IMO, from a philosophical standpoint it's impossible to come to any other conclusion without the implied premise that one person/entity "knows better"... and that premise has inherent and serious flaws.
That's one of the
first principles of liberalism, but it's not true. God, or something very much like Him, is logically necessary for the world we find ourselves. And while reason alone is admittedly insufficient to prove the
personal God of Christianity, there is still plenty of compelling evidence in its favor, like the witness of the saints over the last 2,000 years.
Which brings me back to my old argument that liberalism is itself a religion, with doctrinaire first principles that the vast majority of Americans accept reflexively, and which is
utterly at odds with Christianity (long read, but well worth your time).

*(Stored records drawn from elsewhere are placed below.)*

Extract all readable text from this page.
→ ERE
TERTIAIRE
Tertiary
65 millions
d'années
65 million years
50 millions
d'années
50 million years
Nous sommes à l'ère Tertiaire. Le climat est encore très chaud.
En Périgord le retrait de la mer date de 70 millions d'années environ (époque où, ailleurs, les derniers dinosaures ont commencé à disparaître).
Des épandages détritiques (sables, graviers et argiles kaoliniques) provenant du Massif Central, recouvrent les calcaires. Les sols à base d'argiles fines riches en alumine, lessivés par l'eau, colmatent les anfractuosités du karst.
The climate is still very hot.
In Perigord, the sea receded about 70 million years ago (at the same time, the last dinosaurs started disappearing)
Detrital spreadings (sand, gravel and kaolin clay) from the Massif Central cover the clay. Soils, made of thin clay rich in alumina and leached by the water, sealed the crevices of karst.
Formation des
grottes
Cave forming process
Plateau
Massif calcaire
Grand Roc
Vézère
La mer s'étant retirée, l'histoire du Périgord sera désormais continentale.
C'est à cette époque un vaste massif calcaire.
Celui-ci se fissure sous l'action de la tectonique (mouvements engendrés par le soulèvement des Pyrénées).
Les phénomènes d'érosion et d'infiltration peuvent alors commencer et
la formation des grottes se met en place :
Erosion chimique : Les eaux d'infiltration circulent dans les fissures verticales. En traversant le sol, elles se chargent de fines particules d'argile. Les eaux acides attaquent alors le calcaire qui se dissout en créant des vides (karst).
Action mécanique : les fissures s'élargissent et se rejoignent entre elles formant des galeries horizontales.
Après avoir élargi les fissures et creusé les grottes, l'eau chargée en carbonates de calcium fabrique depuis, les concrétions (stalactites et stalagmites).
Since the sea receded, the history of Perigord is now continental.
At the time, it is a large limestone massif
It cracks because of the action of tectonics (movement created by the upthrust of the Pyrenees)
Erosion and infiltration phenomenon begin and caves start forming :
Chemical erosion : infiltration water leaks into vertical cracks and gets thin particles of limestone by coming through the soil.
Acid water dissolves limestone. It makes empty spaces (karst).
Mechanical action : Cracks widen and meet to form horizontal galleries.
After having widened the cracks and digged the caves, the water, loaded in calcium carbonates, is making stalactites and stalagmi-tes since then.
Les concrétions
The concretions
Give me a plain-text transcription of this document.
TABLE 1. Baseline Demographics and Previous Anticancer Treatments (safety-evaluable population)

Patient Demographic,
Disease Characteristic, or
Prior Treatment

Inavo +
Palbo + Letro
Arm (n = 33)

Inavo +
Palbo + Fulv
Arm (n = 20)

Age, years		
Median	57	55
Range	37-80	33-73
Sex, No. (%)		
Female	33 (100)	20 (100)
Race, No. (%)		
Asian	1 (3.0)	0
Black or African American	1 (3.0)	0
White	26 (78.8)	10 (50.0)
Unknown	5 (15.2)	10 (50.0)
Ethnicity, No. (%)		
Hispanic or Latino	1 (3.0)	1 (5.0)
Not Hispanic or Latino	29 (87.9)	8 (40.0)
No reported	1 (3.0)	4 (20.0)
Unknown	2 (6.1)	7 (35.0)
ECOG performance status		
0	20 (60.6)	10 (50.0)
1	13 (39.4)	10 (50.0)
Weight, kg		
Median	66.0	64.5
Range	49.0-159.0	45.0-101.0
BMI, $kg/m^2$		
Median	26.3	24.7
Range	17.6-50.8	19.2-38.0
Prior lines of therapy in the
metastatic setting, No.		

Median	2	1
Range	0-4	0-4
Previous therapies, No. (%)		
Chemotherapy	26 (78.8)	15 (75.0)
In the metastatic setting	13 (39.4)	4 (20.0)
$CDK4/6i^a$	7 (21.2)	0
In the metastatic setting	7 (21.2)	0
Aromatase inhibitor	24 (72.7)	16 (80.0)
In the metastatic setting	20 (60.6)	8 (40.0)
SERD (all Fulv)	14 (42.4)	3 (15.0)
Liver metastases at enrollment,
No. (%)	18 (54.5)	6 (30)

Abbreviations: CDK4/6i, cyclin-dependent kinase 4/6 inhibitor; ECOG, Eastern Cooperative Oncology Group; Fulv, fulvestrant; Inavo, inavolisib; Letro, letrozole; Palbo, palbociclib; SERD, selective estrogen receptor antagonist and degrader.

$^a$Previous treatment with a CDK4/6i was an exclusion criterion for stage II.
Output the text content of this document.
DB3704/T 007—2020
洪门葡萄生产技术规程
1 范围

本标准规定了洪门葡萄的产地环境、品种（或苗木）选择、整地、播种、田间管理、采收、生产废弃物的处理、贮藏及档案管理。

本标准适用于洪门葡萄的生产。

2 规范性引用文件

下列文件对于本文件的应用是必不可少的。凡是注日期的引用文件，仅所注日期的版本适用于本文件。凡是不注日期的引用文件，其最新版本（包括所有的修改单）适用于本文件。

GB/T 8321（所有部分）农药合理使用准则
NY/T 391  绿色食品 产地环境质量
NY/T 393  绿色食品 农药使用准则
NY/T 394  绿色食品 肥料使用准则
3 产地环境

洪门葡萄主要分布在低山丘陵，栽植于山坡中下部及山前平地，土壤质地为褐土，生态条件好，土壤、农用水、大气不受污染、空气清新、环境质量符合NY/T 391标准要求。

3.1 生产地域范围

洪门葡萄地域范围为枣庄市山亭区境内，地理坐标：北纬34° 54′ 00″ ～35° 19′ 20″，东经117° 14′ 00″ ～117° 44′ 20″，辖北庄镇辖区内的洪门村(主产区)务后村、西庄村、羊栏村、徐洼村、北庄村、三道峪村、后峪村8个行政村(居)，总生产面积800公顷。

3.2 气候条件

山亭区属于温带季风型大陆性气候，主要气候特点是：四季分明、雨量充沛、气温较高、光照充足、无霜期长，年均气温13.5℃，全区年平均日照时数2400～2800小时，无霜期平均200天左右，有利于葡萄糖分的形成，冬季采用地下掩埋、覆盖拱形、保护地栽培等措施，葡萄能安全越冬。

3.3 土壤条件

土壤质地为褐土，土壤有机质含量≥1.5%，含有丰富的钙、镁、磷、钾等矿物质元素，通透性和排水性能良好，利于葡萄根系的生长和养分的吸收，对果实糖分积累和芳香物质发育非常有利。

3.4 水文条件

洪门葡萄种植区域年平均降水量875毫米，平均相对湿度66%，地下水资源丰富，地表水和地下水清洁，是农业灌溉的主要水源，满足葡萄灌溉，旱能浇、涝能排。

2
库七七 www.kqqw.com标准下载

What confuses me is that even in liberal societies, everyone agrees that chattel slavery and the Holocaust are
the two great moral calamities of recent history. The way those two events still press on us to this day only makes sense if objective moral truth exists, and those events violated that law on a staggering scale.
Orthodox Christianity sees slavery, genocide and abortion as the same thing-- the large-scale dehumanization, commoditization and brutalization of a vulnerable minority-- and condemns all of it. While Liberalism tries to justify the third with an utterly incoherent argument about "personhood" and "individual autonomy" which completely contradicts its condemnation of the former two.
Lots of things that liberals take for granted are unsustainable without Christian moral norms. We're going to have to pick one or the other soon.